Orthopedics and Rehabilitation, Penn State University, Hershey, PA 17033, USA.
Int J Bioprint. 2017 Jul 7;3(2):007. doi: 10.18063/IJB.2017.02.007. eCollection 2017.
Osteochondral tissue regeneration has remained a critical challenge in orthopaedic surgery, especially due to complications of arthritic degeneration arising out of mechanical dislocations of joints. The common gold standard of autografting has several limitations in presenting tissue engineering strategies to solve the unmet clinical need. However, due to the complexity of joint anatomy, and tissue heterogeneity at the interface, the conventional tissue engineering strategies have certain limitations. The advent of bioprinting has now provided new opportunities for osteochondral tissue engineering. Bioprinting can uniquely mimic the heterogeneous cellular composition and anisotropic extra-cellular matrix (ECM) organization, while allowing for targeted gene delivery to achieve heterotypic differentiation. In this perspective, we discuss the current advances made towards bioprinting of composite osteochondral tissues and present an account of challenges-in terms of tissue integration, long-term survival, and mechanical strength at the time of implantation-required to be addressed for effective clinical translation of bioprinted tissues. Finally, we highlight some of the future trends related to osteochondral bioprinting with the hope of in-clinical translation.

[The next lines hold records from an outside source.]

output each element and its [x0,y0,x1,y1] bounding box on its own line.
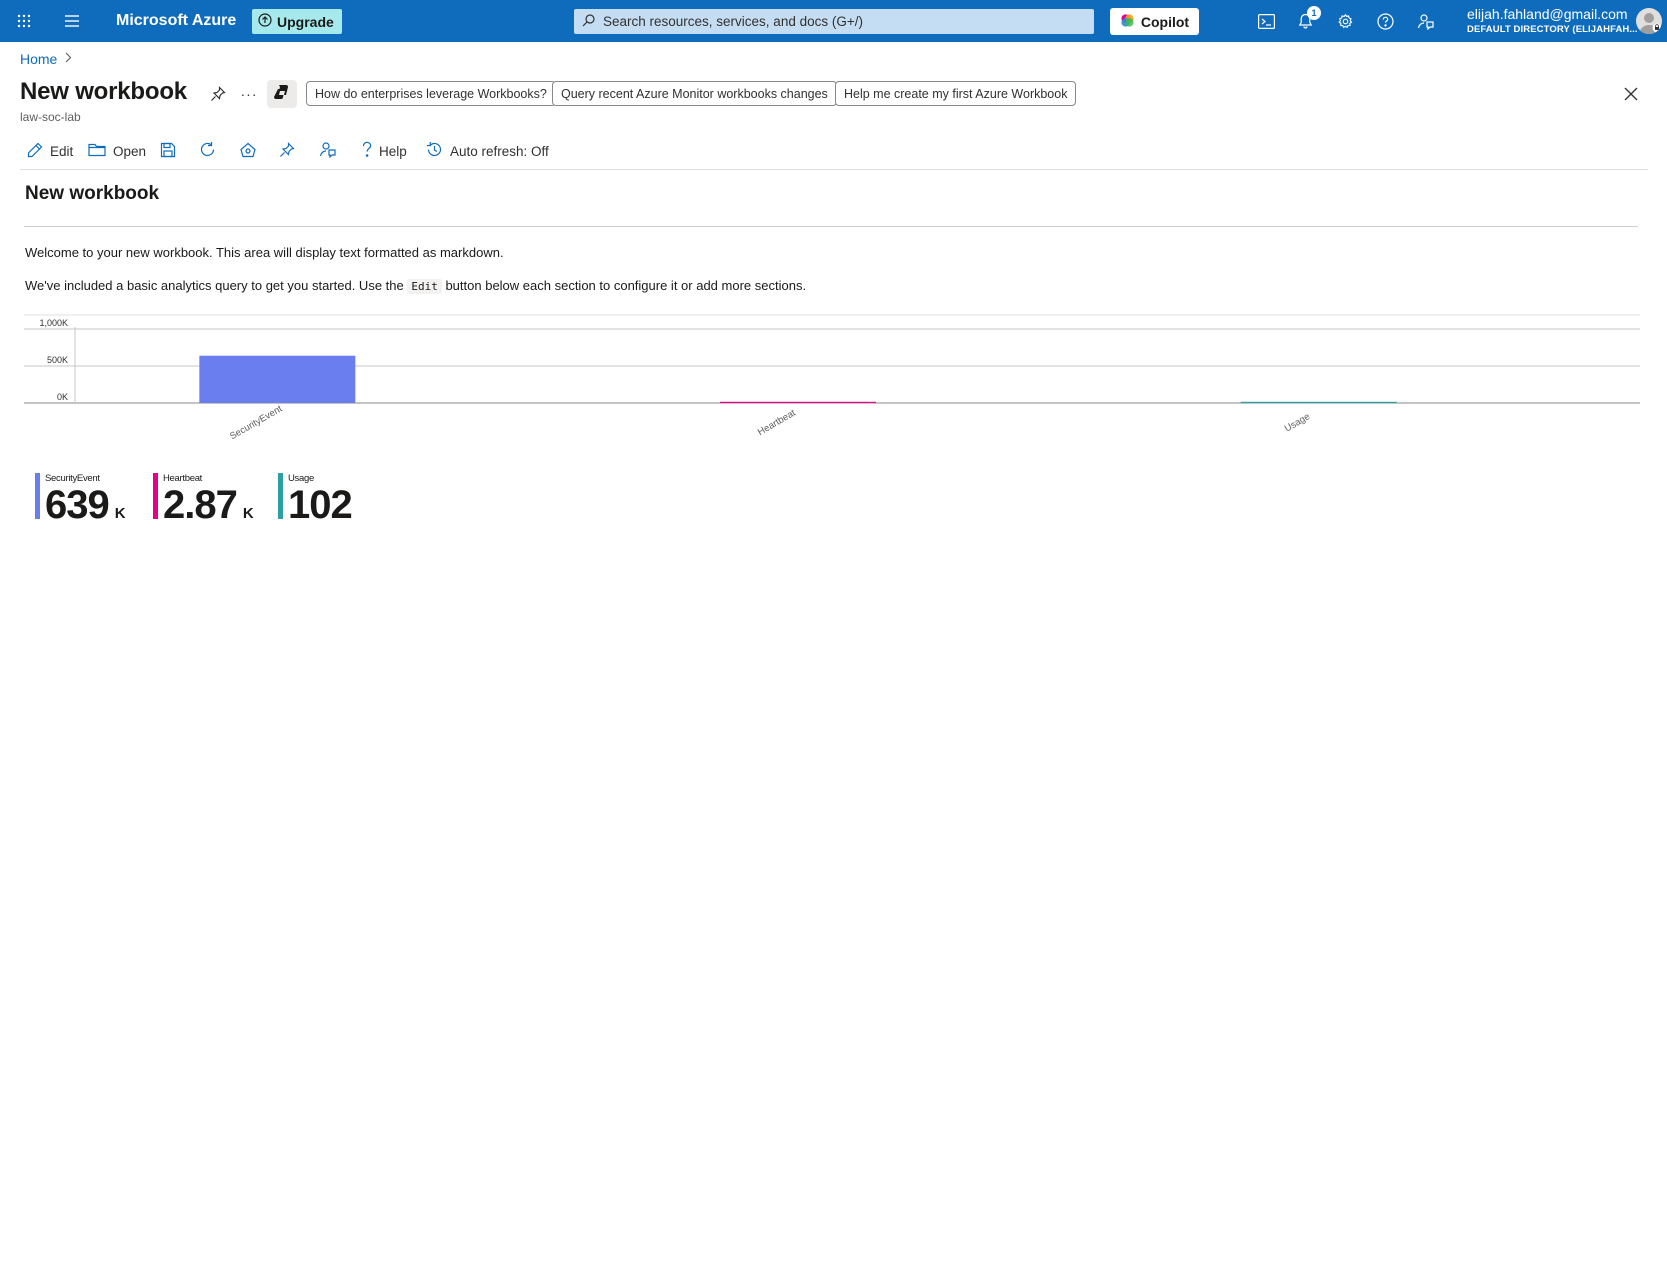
copilot-icon [273,83,291,106]
breadcrumb: Home [20,51,72,67]
tile-value-unit: K [242,505,254,522]
help-button[interactable]: Help [362,137,407,165]
y-tick-label: 500K [47,355,68,365]
edit-label: Edit [50,143,74,159]
account-info[interactable]: elijah.fahland@gmail.com DEFAULT DIRECTO… [1467,6,1638,36]
open-button[interactable]: Open [88,137,146,165]
help-label: Help [379,143,407,159]
notification-count-badge: 1 [1307,6,1321,20]
tile-value-number: 102 [288,483,353,527]
hamburger-menu-icon[interactable] [60,0,84,42]
portal-brand[interactable]: Microsoft Azure [116,0,236,42]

骨软骨组织再生一直是骨科手术中的一项严峻挑战,尤其是由于关节机械性脱位引发的关节炎退变并发症。自体移植这一常用的金标准在提出组织工程策略以满足未被满足的临床需求方面存在若干局限性。然而,由于关节解剖结构的复杂性以及界面处组织的异质性,传统的组织工程策略存在一定局限性。生物打印技术的出现为骨软骨组织工程带来了新机遇。生物打印能够独特地模拟异质性细胞组成和各向异性细胞外基质(ECM)结构,同时允许进行靶向基因递送以实现异型分化。从这个角度出发,我们讨论了复合骨软骨组织生物打印的当前进展,并阐述了为使生物打印组织有效转化为临床应用而需要解决的挑战,包括组织整合、长期存活以及植入时的机械强度等方面。最后,我们强调了一些与骨软骨生物打印相关的未来趋势,以期实现临床转化。